年末の困りごと
今年も残すところ一月半を切ってしまった。一日は同じ24時間なのに、まるで砂時計の砂がさらさらと落ちていくように時間が早く過ぎていくと感じる。最近はネット動画などを倍速で見ていくのが流行りらしいが、正月が来るという切迫感から実際の生活がそんな感じですごい勢いで過ぎていく。あれはやったか、これはやったか、頭の中が焦り始めるのである。
11月の七五三が落ち着くと「わらべや」と呼んでいる部屋の用意をする。「わらべや」はその名のとおり「藁」の部屋、稲わらで縄をなう場所である。もしかしたらこの文章を読んでいらっしゃる方の中には、「綯う(なう)」という言葉が分からない世代もいらっしゃるかもしれない。藁で縄を作ることを「綯う」と言い、二束の藁を捻りながら縄を作っていくが、捻るときに左が上になるように束を重ね合わせ綯うことを「左ない」と言い、神社のしめ縄は左ないである。
しめ縄はその場所が神聖な処であることを示す境界のようなものである。境内にある大、小すべてのお社、社務所、手水舎にしめ縄がついている。長いものは4メートルぐらいもあり、総数は20本ぐらいである。先代宮司の父は、晩年こそ多少職員に手伝ってもらっていたが、全てを一人で作り上げていた。藁だらけになり、手はガサガサになり、座り仕事で腰も痛くなりながら、12月初めから中旬にかけて一気に仕上げていた。完成すると誇らしげであり、今年もやり遂げることができたという安堵した様子でもあった。
父は左利きであった。祖父も左利きで器用な人であった。私も左利きではあるが、残念ながら上手く綯うことができない。皆に助けてもらっている。自分がやってみて初めて神社のしめ縄全部を最初から最後まで一人でやりきることの大変さを痛感する。

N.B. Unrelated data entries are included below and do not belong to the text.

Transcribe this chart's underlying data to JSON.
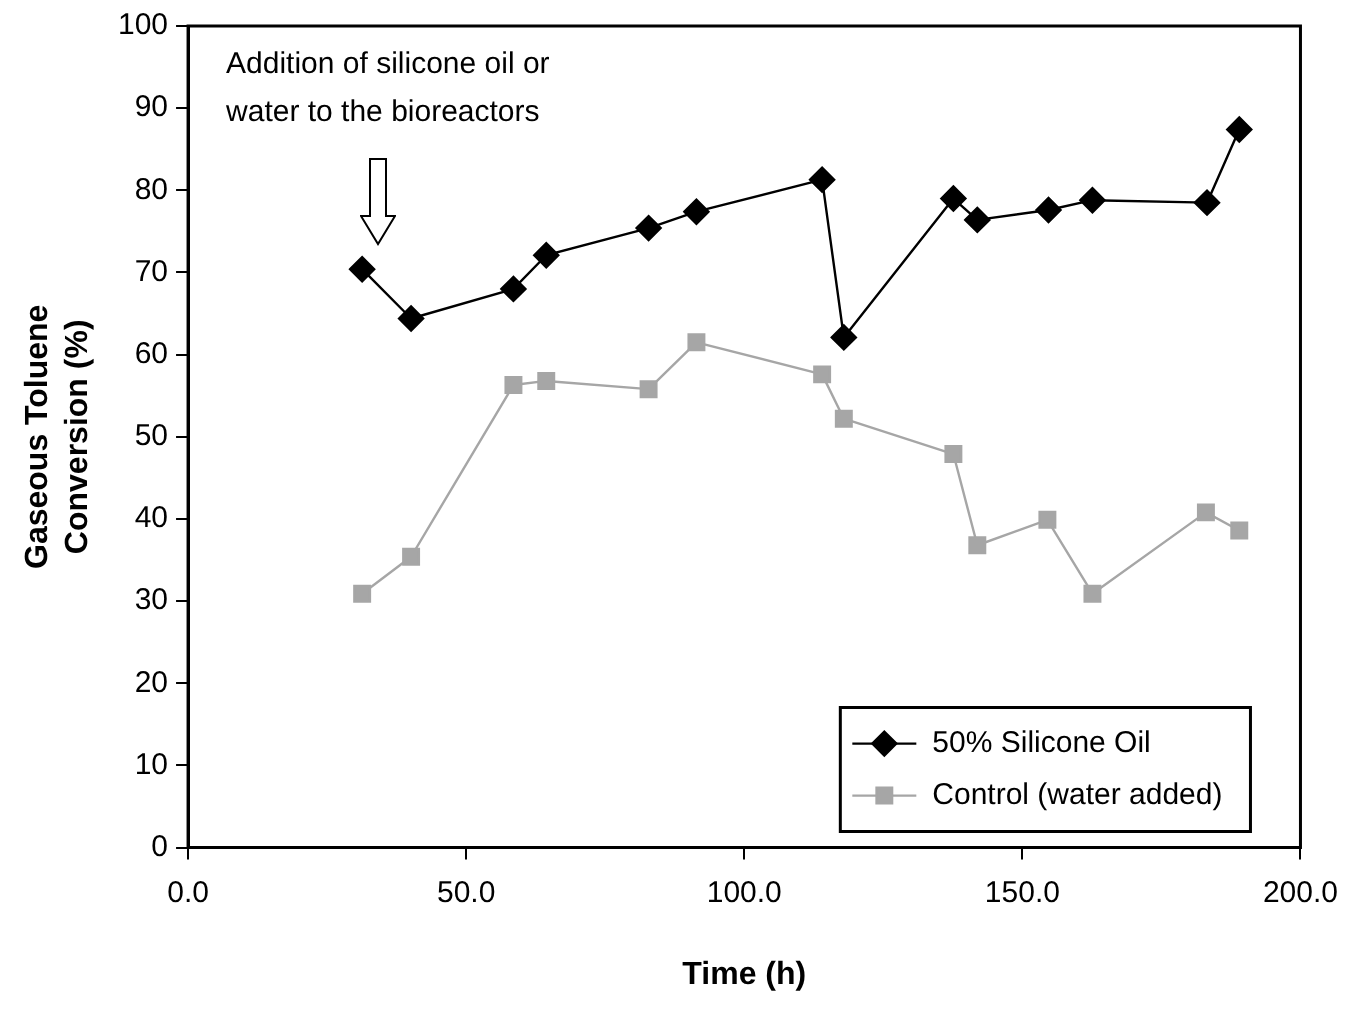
{
  "chart_data": {
    "type": "line",
    "xlabel": "Time (h)",
    "ylabel": "Gaseous Toluene\nConversion (%)",
    "xlim": [
      0,
      200
    ],
    "xticks": [
      {
        "value": 0,
        "label": "0.0"
      },
      {
        "value": 50,
        "label": "50.0"
      },
      {
        "value": 100,
        "label": "100.0"
      },
      {
        "value": 150,
        "label": "150.0"
      },
      {
        "value": 200,
        "label": "200.0"
      }
    ],
    "ylim": [
      0,
      100
    ],
    "yticks": [
      0,
      10,
      20,
      30,
      40,
      50,
      60,
      70,
      80,
      90,
      100
    ],
    "grid": false,
    "legend": "bottom right",
    "line_style": "solid",
    "annotations": [
      "Addition of silicone oil or\nwater to the bioreactors"
    ],
    "series": [
      {
        "name": "50% Silicone Oil",
        "color": "#000000",
        "marker": "diamond",
        "x": [
          31.3,
          40.1,
          58.5,
          64.4,
          82.8,
          91.4,
          114.0,
          117.9,
          137.6,
          141.9,
          154.7,
          162.6,
          183.2,
          189.0
        ],
        "values": [
          70.4,
          64.4,
          68.0,
          72.1,
          75.4,
          77.4,
          81.3,
          62.1,
          79.0,
          76.4,
          77.6,
          78.8,
          78.5,
          87.4
        ]
      },
      {
        "name": "Control (water added)",
        "color": "#a6a6a6",
        "marker": "square",
        "x": [
          31.3,
          40.1,
          58.5,
          64.4,
          82.8,
          91.4,
          114.0,
          117.9,
          137.6,
          141.9,
          154.5,
          162.6,
          183.0,
          189.0
        ],
        "values": [
          30.9,
          35.4,
          56.3,
          56.8,
          55.8,
          61.5,
          57.6,
          52.2,
          47.9,
          36.8,
          39.9,
          30.9,
          40.8,
          38.6
        ]
      }
    ]
  }
}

そのしめ縄が今は存亡の危機にある。藁の仕入れ先が無くなっているのだ。昔は瀬戸の農家から仕入れていたが入手できなくなって十数年、縁あって新潟の米店を通じて昨年まで仕入れていた。しかし、そちらも高齢でやめていく方ばかりで今後の調達は困難となった。米藁はいくらでもあるが、しめ縄用はもち米の藁を青いうちに刈り、はざかけをして乾燥させなければならない。手間と作業の場所が必要だそうだ。愛知県でしめ縄を専門に作っている業者の話では、しめ縄を作る農家が昔は30軒あったが、今では4軒になったとのことである。激減である。
最近はビニール製のしめ縄を掛けている神社もあるが、それも致し方のないことなのだろう。最後の手段は米藁を使用するという手があるそうだが、問題は収穫後の藁なので青くない、すなわち、麦わら帽子と同じ色となる。それではどうも神聖さと新鮮さがない。どなたかしめ縄用の藁をお作りの方をご存じでしたら、是非ともお知らせいただきたい。